A "framework" (Makefile pattern rules + conventions) for fully reproducible academic papers.
Even though no figures or computational results are committed to the repository,
anyone can generate an exact copy of your published .pdf
with the following steps†:
git clone paper_repo
cd paper_repo
conda env create -f environment.yml
conda activate paper_env
make
Capturing the dependencies between LaTeX, figures, data, and code in a Makefile and storing computational results on disk ensures that the paper always reflects changes in the data and code without requiring a full rebuild for every change.
A few other convenient features are included:
- Generate abridged and extended versions from the same
.tex
files using environment variables and conditional compilation. - Strip comments and generate a
.zip
file for arXiv upload.
† We assume a Unix-like system with Anaconda and LaTeX installed.
To use this repository as a starting point for your own project, click "Use
this template" above.
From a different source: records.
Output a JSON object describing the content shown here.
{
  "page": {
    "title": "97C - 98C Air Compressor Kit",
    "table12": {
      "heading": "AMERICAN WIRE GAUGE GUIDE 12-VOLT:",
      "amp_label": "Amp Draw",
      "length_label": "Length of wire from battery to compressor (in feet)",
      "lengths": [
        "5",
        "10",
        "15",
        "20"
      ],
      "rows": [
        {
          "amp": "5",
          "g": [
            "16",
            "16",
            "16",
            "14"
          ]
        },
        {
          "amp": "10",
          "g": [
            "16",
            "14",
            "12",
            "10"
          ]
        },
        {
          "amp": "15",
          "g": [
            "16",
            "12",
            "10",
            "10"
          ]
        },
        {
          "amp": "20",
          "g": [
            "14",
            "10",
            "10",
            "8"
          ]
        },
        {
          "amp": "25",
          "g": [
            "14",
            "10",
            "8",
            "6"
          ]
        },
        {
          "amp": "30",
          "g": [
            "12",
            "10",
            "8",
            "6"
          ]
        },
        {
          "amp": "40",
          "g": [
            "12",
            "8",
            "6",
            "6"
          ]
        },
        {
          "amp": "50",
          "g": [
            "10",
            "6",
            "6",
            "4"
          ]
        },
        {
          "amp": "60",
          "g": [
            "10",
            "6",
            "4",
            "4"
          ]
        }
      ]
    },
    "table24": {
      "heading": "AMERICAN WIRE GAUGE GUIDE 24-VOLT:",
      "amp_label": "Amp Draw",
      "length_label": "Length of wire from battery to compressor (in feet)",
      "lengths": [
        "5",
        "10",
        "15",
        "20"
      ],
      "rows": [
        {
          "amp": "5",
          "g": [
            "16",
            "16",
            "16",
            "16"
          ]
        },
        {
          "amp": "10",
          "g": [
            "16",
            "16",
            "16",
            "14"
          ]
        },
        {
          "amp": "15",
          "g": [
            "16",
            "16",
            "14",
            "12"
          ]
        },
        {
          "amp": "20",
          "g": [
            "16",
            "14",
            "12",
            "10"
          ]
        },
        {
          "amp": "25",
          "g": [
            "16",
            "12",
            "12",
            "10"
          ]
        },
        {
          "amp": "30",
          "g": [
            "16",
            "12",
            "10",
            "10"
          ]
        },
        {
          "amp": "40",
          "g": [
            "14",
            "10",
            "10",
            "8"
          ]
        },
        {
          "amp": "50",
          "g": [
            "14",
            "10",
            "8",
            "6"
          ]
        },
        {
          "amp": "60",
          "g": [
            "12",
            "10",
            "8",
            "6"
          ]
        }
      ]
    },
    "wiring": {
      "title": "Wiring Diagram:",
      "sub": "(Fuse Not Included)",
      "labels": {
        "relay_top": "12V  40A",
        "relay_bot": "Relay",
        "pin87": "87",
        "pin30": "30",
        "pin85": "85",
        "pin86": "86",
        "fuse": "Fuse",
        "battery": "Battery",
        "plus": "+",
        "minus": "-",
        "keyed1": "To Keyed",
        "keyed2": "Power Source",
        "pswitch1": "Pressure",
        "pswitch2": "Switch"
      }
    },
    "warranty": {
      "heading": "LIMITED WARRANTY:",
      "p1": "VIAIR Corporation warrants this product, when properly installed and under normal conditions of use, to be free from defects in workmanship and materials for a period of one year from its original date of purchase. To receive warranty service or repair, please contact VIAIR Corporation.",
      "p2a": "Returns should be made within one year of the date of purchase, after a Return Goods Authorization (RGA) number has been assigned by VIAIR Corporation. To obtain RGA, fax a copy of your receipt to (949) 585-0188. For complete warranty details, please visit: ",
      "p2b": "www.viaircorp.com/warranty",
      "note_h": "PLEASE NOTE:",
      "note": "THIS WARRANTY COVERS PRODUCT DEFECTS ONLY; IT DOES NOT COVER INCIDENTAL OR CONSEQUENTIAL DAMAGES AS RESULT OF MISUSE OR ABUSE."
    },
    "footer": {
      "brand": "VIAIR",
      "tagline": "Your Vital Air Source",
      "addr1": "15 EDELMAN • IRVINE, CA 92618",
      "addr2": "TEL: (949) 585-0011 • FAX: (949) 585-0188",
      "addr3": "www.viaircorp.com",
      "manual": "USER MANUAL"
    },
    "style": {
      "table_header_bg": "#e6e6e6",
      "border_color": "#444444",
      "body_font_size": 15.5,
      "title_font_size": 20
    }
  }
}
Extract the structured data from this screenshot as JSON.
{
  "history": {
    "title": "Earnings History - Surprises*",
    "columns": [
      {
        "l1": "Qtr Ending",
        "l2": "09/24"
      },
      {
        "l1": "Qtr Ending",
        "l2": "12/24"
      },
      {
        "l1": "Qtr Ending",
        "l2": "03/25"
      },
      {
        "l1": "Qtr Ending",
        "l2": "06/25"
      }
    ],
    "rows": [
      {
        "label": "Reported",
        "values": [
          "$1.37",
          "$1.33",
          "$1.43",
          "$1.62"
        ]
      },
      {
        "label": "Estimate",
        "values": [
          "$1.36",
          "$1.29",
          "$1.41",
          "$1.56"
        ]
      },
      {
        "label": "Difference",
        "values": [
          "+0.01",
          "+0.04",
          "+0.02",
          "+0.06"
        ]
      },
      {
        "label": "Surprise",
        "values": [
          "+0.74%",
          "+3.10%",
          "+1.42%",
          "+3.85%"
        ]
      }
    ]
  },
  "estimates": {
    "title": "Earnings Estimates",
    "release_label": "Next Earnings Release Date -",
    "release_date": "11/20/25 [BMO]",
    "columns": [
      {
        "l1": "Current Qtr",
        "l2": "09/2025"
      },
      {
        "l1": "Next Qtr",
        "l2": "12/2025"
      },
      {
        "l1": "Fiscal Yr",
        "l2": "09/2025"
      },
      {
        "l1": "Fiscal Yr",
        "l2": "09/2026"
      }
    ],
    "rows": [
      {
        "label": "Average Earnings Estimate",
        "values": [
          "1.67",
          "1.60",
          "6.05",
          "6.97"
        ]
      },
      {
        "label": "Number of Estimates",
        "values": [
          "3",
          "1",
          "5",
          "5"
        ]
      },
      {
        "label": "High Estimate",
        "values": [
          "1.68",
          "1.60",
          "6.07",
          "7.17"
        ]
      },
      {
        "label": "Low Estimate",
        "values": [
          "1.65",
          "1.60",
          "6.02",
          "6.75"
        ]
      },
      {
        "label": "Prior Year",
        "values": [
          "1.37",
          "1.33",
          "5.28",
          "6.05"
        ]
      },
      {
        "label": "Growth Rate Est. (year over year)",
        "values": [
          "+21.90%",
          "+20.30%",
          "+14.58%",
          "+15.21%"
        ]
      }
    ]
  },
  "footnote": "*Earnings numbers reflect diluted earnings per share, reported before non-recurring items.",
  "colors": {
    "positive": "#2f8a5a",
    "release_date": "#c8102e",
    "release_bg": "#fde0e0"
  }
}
Or, you can git clone
it, then rm -rf .git
and git init
to start your own repo with a clean commit history.
This is a low-tech solution using directory layout conventions and Makefile pattern rules. The hand-written portion of your project is laid out like:
input/ : Data sets from "the world" -- not your own computational results.
src/ : Source code for computations, figures, and generated LaTeX.
tex/ : Hand-written LaTeX code for the paper.
The computed results are laid out like:
build/ : Final .pdf file and .zip file for arXiv.
data/ : Computational results, optionally using /inputs/.
figures/ : Plots, produced from files in /data/.
tex/ : LaTeX generated from /data/ is added alongside hand-written files.
The Makefile pattern rules for figures implement the following dependency structure,
where .data
is your chosen data file format
and .img
is your chosen image file format:
src/x_fig.py --,
src/x_data.py ---, |
| ,--+--> figures/x.img
input/x.data --ANY--> data/x.data --+
| '--+--> tex/x_gen.tex
<nothing> ---' |
src/x_gentex.py --'
Figure- and LaTeX-generating scripts always look for the
corresponding x.data
file. We support three cases:
- Program-generated data:
If the script
src/x_data.py
exists,make
will use it to generatex.data
. - Data from the outside world:
If
input/x.data
exists,make
will copy it todata/x.data
. - No data needed to make figure/LaTeX:
If neither of the above conditions are satisfied,
make
will run the figure/LaTeX-generating script anyway.
Figure-generating scripts should take the input and output paths as command-line arguments:
python src/x_fig.py data/x.data figures/x.img
LaTeX-generating scripts should take the input path as the command-line argument and print to stdout
:
python src/x_gentex.py data/x.data > tex/x_gen.tex
It may also be useful to generate data files from other data files, for example:
- Saving intermediate results in very slow computations.
- Building several plots/tables from one experiment.
- Parameterizing a data generation process, with parameters stored as input data.
- etc...
With data-to-data scripts there is no formula to derive the input file name from
the output file name. The user must write the rule manually in the Makefile.
This is demonstrated by the example sine_taylor_data.py
.
make
will apply the figure- and LaTeX-generating rules in an "opt-in" way
based on the lists figs
and texs
in the Makefile. You must edit these
lists whenever you add a new figure or generated LaTeX file.
The figure and data formats are controlled by the variables FIGEXT
and
DATAEXT
in the Makefile.
All files in data/
are marked as .PRECIOUS
in the Makefile, so they will
not be deleted even though they are
intermediate files.
The included tex/preamble.tex
implements conditional compilation based on the
environment variable ABRIDGED
. See the example tex/reproducible.tex
for usage.
The default make
target is the unabridged/extended version.
To build the abridged version, run make abridged_build/reproducible.pdf
.
It will set the environment variable ABRIDGED
and store the result separately.
To package the source code for upload to arXiv, run make build/arxiv.zip
.
The unabridged version is zipped. The LaTeX source files are passed through
arxiv-latex-cleaner
to strip comments. The zipped package includes only the .bbl
file generated
by BibTeX instead of the .bib
files, so only the references you used in the
paper are included.
Overall, there are six kinds of recipes this Makefile will run. We provide examples of each:
Input | Output | Description | Example |
---|---|---|---|
--- | Data | Data generation | sine_derivs_data.py |
--- | Figure | Figure generation | quadratic_roots_fig.py |
--- | TeX | TeX generation | quadratic_gentex.py |
Data | Data | Processing | sine_taylor_data.py |
Data | Figure | Visualization | sine_taylor_fig.py |
Data | TeX | Tables, etc. | sine_taylor_gentex.py |
-
If your project contains a lot of source code, it may be better to create a separate library-like repository and include it as a git submodule in
src/
. -
To help decouple the computation and plotting stages, we suggest storing all the data you think you might need in the "tidy data" layout. Plotting tools designed to consume "tidy" data make it easy to select and combine data to generate many different kinds of plots.
-
For deterministic results, remember to seed random number generators with a constant.